魚藤坪鉄橋
From Wikipedia, the free encyclopedia
構造
旧山線3号トンネルの北側に位置する。 初代の橋は1908年に総工費122,514円を投じて建設された[3](p280)[4](p174)。 1935年の新竹・台中地震により崩壊、台中線復興事務所は80メートル下流側に2代目の魚藤坪鉄橋を再建することになった。1938年(昭和13年)4月に竣工し、旧煉瓦橋は引退、中央のトラスも撤去された。
上路式ボルチモアトラス橋と煉瓦橋の組み合わせだった初代から[5]、25.4メートルの6連続桁による上路式桁橋(ガーダー橋)に生まれ変わった[6][1][7]。 設計は台湾総督府交通局鉄道部の技師だった渡邊悟が担った[1][8][9]。 桁には川崎車輌の製造銘板(昭和十二年(1937年))が確認できる[10]。P3橋脚は高さ35.4メートルで、落成当時は台湾で最高度だった[10]。
1998年の「新山線」開通後は廃止され、自転車による侵入者が後を絶たないため封鎖されていた[11]。
内社川鉄橋とともに戦前の復旧時点で耐震化が進んでいたことで、戦後に桁が国産鋼材に置き換えられた大安渓鉄橋や大甲渓鉄橋と異なり重軌道化や電化工事の際も小幅な改修にとどまった。
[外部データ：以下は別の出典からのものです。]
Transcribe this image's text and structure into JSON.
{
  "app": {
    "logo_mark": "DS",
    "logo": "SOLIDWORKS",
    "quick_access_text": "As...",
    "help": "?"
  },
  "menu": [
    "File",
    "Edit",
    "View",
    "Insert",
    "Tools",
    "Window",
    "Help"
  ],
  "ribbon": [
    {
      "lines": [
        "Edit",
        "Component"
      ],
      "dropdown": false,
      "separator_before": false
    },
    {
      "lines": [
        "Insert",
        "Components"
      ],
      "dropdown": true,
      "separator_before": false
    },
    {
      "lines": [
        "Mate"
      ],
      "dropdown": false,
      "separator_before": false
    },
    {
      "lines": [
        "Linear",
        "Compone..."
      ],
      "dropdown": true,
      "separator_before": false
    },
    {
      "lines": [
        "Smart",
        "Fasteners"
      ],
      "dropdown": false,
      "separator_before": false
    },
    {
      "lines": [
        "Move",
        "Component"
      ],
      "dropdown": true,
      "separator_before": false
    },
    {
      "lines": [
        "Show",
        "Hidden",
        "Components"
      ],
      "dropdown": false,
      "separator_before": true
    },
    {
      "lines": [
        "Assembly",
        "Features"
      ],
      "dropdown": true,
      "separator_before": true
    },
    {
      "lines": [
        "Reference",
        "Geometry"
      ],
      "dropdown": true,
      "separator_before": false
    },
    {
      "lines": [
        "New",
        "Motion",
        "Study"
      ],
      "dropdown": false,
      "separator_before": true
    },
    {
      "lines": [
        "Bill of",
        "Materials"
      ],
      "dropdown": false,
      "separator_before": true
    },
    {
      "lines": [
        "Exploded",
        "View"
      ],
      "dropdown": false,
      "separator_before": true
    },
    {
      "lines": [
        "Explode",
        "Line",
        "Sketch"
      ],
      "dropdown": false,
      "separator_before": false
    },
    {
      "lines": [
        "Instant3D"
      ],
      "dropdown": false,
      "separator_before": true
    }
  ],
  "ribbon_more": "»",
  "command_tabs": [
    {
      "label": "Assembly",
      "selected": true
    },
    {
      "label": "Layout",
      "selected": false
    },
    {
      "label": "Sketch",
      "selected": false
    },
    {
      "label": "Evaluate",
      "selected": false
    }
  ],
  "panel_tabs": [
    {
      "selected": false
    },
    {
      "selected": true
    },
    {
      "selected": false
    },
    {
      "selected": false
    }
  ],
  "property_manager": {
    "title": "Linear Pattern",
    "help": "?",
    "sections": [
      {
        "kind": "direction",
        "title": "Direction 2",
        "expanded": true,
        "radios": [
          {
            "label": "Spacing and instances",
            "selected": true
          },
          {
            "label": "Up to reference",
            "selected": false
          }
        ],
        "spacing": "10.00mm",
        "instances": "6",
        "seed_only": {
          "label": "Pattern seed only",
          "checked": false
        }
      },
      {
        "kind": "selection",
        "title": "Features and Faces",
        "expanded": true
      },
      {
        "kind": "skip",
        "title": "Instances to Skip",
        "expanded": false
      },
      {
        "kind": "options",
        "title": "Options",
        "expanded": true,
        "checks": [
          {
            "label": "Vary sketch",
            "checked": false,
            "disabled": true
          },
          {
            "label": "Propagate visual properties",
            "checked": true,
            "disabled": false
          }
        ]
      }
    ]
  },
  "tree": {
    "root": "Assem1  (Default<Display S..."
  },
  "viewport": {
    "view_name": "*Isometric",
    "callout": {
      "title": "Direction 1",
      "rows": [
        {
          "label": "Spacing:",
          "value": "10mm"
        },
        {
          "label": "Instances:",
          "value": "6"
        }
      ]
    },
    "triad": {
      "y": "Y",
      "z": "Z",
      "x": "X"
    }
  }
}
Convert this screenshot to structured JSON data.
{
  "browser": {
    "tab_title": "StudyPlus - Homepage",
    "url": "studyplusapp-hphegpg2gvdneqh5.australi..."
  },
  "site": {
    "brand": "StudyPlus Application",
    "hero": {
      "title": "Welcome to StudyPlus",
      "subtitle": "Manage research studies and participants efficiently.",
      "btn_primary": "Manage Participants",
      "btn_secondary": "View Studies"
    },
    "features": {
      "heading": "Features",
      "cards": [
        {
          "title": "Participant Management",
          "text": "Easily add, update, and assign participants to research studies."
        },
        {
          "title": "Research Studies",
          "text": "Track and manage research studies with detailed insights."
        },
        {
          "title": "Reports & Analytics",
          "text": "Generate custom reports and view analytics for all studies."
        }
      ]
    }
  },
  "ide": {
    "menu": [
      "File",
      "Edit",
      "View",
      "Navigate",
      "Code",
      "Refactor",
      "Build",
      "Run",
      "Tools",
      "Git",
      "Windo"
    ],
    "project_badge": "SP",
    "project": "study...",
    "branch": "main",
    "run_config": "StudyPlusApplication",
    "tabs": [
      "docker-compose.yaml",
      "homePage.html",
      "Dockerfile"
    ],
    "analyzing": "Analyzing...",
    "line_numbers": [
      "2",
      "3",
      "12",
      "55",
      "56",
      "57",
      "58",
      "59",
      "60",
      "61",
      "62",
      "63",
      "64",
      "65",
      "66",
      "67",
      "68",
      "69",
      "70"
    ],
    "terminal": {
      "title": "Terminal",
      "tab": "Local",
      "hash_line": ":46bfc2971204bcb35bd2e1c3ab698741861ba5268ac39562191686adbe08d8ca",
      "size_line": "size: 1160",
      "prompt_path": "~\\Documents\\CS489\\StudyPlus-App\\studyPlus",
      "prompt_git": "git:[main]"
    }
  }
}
このため戦前の姿をほぼ残しており[10]、先んじて文化資産に指定されたそれらに比しても、価値が見劣りすることはないという意見から2019年に県定古蹟に指定された。
2018年に旧山線レールバイクの終点として経路に組み込まれたが、その際に鉄橋下部に転落防止の防護網が増設されている[12]。